Authors Lyons MD, Oyler J, Iossi K, Merriam S

Received 25 May 2022

Accepted for publication 3 September 2022

Published 21 September 2022 Volume 2022:14 Pages 155—161

DOI https://doi.org/10.2147/JHL.S376089

Checked for plagiarism Yes

Review by Single anonymous peer review

Peer reviewer comments 2

Editor who approved publication: Professor Russell Taichman



Maureen D Lyons,1 Julie Oyler,2 Katherine Iossi,3 Sarah Merriam4

1Division of General Internal Medicine, Department of Medicine, Washington University School of Medicine, St. Louis, MO, USA; 2Section of General Internal Medicine, Department of Medicine, University of Chicago Pritzker School of Medicine, Chicago, IL, USA; 3Department of Medicine, Portland VA Medical Center, Portland, OR, USA; 4Division of General Internal Medicine, Department of Medicine, VA Pittsburgh Healthcare System and Division of General Internal Medicine, University of Pittsburgh School of Medicine, Pittsburgh, PA, USA

Correspondence: Maureen D Lyons, Washington University in St. Louis School of Medicine, 660 S. Euclid Avenue, Campus Box 8121, St. Louis, MO, 63110, USA, Tel +1-314 362 5305, Email [email protected]

Purpose: Leadership development during medical training is critical. Accrediting bodies strongly recommend and residents desire leadership training. However, limited needs assessment data exist regarding trainee perceptions of and experiences with leadership training. Our objective is to describe residents’ perceptions of leadership and desires for leadership training with the goal of informing effective curricular development.
Patients and Methods: In 2019 a trained qualitative interviewer conducted semi-structured interviews with volunteer second-year categorical internal medicine residents recruited via email across four institutions. Interviews were audio-recorded, transcribed, and inductively coded by two independent coders. After adjudicating discrepancies, coders synthesized codes into broader themes. Final thematic analysis was triangulated with the entire author group.
Results: Fourteen residents were interviewed (50% female). Few reported prior leadership training. Thematic analysis yielded six main themes. First, residents perceive “leadership” to be related to formal, assigned, hierarchical roles. Second, residents identify their own leadership primarily in the inpatient clinical setting. Third, residents identify clinical competence, emotional intelligence, and communication as important skills for effective leadership. Fourth, residents struggle to identify where leadership is currently being taught. Fifth, residents desire additional leadership development. Finally, residents prefer well-labeled, interactive methods for leadership development.
Conclusion: Although residents desire leadership development, these skills are not often explicitly taught, labeled, or assessed. Curriculum developers may consider explicitly contextualizing leadership training within an “everyday leadership” framework, dovetailing leadership coaching with daily teaching workflow and feedback structures, and implementing faculty development initiatives to allow for appropriate feedback and assessment of these skills.

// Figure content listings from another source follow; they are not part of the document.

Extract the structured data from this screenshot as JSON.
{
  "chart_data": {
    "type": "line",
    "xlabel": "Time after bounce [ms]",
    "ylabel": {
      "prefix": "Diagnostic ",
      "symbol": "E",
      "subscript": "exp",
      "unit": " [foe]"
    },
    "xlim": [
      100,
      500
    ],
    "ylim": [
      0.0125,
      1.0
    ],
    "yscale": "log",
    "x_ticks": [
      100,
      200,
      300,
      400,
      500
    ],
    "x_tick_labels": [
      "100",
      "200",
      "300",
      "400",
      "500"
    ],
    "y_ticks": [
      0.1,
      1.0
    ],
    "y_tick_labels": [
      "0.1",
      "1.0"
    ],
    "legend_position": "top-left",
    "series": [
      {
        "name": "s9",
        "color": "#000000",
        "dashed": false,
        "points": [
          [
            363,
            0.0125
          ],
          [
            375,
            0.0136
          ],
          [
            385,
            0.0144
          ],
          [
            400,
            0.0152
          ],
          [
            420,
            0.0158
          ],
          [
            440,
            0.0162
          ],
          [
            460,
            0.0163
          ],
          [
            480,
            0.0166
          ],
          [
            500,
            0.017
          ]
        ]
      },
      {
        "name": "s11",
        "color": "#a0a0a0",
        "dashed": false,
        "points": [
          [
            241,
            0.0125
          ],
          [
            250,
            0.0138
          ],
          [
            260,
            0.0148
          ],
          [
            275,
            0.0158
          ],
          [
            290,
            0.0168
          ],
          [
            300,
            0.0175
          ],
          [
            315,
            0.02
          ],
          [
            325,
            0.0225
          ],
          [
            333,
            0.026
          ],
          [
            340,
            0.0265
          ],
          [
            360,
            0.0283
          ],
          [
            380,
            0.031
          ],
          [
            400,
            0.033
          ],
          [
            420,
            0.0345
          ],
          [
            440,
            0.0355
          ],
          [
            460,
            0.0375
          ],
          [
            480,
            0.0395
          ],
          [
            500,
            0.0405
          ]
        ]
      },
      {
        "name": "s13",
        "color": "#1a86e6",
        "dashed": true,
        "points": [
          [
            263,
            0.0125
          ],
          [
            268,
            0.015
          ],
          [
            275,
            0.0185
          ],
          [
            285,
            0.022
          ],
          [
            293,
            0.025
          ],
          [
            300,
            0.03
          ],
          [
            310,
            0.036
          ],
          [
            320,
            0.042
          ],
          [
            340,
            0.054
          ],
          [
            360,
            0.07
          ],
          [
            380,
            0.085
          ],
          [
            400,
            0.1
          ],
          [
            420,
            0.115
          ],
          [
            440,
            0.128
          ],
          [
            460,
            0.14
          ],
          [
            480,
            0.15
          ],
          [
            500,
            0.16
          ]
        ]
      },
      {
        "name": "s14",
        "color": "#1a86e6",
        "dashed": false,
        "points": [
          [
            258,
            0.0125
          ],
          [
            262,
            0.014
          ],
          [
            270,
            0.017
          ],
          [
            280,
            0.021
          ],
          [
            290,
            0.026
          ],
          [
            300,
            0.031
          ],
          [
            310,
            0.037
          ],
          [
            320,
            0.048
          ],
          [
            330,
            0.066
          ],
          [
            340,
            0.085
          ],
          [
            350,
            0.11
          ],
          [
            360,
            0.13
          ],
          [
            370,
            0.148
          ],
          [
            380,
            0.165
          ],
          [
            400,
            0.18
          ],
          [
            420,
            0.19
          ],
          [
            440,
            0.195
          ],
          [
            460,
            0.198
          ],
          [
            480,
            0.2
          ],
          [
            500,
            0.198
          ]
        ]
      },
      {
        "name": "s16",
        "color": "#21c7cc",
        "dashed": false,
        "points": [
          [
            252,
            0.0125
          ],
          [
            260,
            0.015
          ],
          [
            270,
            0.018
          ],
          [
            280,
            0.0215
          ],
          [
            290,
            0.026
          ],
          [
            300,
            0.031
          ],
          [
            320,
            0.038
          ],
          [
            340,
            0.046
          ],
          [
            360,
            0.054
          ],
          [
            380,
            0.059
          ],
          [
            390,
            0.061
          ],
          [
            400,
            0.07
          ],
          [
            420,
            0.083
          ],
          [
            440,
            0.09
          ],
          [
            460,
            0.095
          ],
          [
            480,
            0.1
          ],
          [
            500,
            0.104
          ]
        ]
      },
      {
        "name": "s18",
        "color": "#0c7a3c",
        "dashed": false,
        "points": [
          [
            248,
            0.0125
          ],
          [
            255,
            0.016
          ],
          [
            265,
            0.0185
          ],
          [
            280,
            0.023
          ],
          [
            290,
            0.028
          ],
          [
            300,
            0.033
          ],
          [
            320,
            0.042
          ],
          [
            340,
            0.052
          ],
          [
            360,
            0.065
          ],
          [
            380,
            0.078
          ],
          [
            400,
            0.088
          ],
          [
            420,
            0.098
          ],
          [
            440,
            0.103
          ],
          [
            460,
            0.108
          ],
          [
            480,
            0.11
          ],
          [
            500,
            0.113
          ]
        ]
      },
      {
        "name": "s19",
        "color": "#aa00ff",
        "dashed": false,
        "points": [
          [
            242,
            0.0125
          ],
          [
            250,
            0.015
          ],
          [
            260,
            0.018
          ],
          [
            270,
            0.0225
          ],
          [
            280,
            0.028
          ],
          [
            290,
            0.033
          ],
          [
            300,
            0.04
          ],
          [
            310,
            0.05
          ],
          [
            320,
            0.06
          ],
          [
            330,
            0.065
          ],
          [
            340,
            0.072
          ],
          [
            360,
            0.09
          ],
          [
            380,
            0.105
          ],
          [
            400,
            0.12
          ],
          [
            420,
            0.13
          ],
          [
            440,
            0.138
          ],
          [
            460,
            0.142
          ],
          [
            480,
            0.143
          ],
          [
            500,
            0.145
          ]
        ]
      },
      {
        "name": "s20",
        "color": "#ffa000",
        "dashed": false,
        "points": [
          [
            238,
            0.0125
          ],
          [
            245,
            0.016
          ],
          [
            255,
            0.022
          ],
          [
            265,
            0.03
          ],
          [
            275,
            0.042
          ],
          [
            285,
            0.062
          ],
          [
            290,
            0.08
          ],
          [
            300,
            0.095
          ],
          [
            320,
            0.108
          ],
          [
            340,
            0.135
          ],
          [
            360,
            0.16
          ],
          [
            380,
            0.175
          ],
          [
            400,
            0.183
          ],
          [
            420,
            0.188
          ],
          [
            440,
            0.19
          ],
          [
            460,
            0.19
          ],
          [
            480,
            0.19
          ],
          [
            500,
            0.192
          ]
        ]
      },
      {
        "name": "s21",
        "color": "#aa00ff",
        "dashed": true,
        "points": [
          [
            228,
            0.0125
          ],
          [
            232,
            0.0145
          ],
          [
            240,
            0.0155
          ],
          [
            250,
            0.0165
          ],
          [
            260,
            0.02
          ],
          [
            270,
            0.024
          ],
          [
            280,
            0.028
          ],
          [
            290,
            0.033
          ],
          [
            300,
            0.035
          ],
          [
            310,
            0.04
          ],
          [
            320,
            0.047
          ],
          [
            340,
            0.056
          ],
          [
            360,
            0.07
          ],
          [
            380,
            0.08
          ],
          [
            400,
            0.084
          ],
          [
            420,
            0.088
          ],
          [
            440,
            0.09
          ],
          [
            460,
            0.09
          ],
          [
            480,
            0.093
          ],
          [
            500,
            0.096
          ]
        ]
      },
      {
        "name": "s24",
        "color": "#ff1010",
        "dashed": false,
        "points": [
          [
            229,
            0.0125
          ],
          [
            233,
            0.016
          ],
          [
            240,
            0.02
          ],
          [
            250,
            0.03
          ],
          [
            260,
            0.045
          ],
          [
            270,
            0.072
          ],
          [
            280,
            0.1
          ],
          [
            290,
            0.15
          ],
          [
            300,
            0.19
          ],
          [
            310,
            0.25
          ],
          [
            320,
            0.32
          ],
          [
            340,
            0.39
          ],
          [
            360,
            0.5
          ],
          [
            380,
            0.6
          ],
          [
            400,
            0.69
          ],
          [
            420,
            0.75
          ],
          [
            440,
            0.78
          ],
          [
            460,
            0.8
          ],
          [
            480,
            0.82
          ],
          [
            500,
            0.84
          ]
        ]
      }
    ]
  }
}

Keywords: graduate medical education, curriculum development, needs assessment, trainee

Introduction

Despite lacking formal leadership training, physicians routinely lead complex multidisciplinary teams in research, education, and patient care.1,2 Clinical leadership skills are linked to higher-quality patient care and outcomes, and an improvement in leadership skills brings about better outcomes for both patients and health systems.3 For these reasons, graduate medical education (GME) accrediting bodies in the US and Canada4,5 and multiple recent publications1–3,6 have made explicit calls for formal leadership development training. The Accreditation Council for Graduate Medical Education emphasizes core residency competencies that involve specific leadership skills (eg, communication, professionalism, systems-based practice) as integral to residency training.4 In Canada, the framework for core competencies (CanMEDS) of trainees recently underwent a major shift to focus on leadership, stating “all physicians lead in their everyday practice”,7 and leadership development programs are effective in improving leadership skills, which was recently demonstrated by a high-quality randomized multicenter study.8

Despite these recommendations, significant gaps in GME leadership training exist. Published GME leadership curricula are few and far between, and generally target select groups (eg, chief residents),2,9 which may promote the idea that leadership is tied to formal roles and paradoxically increase the leadership gap by training those who have already demonstrated leadership capacity. Further, existing programs are heterogeneous in terms of content and delivery.9 Of particular concern is the reported lack of description of, and agreement on, foundational concepts and theoretical frameworks which have guided published curricula.9 Finally, little needs assessment data exist on how trainees perceive and experience clinical leadership which is important to guide curricular development and engender trainee buy-in.

To our knowledge, the most robust needs assessment in this area describes outcomes of a single-site resident survey conducted between 2013–2014.8 The majority of respondents indicated interest in additional leadership training, and topics of particular interest included “leading a team, confronting problem employees, coaching and developing others, and resolving interpersonal conflict.”10 While well-done, the survey methodology used in this study limits responses to predetermined options and is likely to have missed nuances of resident experience and perceptions in a definition-elusive area such as leadership; additionally, the single-site location limits generalizability.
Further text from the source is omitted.